Berlin sous le signe de Mahler

Les Berlinois le savent désormais, les calendriers prévisionnels n’engagent que ceux qui y croient – aux dernières nouvelles l’aéroport de Brandebourg devrait ouvrir ses portes en octobre 2013, alors que la mise en service devait se faire en juin 2012… Attendue pour le début de la saison, ce n’est que fin novembre que la Deustche Oper inaugure la Tischlerei, petite salle à l’arrière de l’institution de la Bismarck Strasse en complément de l’auditorium de 1900 places et du Foyer, unique lieu jusqu’alors pour les productions plus intimistes. Réduit à sa plus simple expression, le hall d’entrée se mérite, avant de découvrir une scène en contact presque direct avec le public, un peu comme à l’amphitéâtre Bastille. Pas de plateau surélevé, les musiciens sont au même niveau que les chanteurs. Mahler, de Berlin à Rouen Et pour couper le ruban, on a commandé à la compagnie Nico and the navigators un spectacle autour de la vie de Mahler : Mahlermania, hommage mêlant chant et chorégraphie à un compositeur qui, paradoxalement, dirigea et s’inspira beaucoup de l’opéra dans ses symphonies, sans jamais léguer un seul opus lyrique. Complilant une dizaine de pages et d’extraits, pour l’essentiel tirés de sa première période créatrice, le spectacle offre une succession de saynètes autour de la figure centrale d’Alma, sa femme, des voyages, et des affres de la création.

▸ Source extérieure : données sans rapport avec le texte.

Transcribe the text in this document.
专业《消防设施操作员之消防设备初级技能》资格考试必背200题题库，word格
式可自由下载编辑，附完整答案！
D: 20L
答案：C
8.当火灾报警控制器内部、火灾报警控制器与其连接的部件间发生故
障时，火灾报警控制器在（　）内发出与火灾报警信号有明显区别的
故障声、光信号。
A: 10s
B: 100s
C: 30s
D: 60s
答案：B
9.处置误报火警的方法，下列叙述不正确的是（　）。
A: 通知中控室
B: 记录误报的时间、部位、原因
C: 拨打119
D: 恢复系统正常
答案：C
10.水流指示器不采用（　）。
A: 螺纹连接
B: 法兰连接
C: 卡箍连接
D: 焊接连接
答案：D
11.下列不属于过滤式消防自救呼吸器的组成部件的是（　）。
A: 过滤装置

Parfois drôles, elles suscitent rarement une émotion comparable à sa musique. Les éléments de la biographie de celui qui fut aussi un brillant directeur de l’Opéra de Vienne au tournant du siècle, peuvent compenser l’incompréhension de l’allemand. Mais les droits du théâtre trahissent souvent les intentions des partitions – réorchestrées en version de chambre. L’Abschied (L’Adieu), dernier lied du Chant de la Terre qui conclut la soirée, bouleversant renoncement à la vie d’une trentaine de minutes subit une surcharge d’effets visuels et pathétiques en contradiction avec la noble retenue de la musique. Présent dans l’assistance, Frédéric Roels, directeur de l’opéra de Rouen, a fait le déplacement pour découvrir un spectacle qu’il prévoit d’importer sur sa scène du Théâtre des Arts l’année prochaine. Jamais Berlin n’aura été si proche.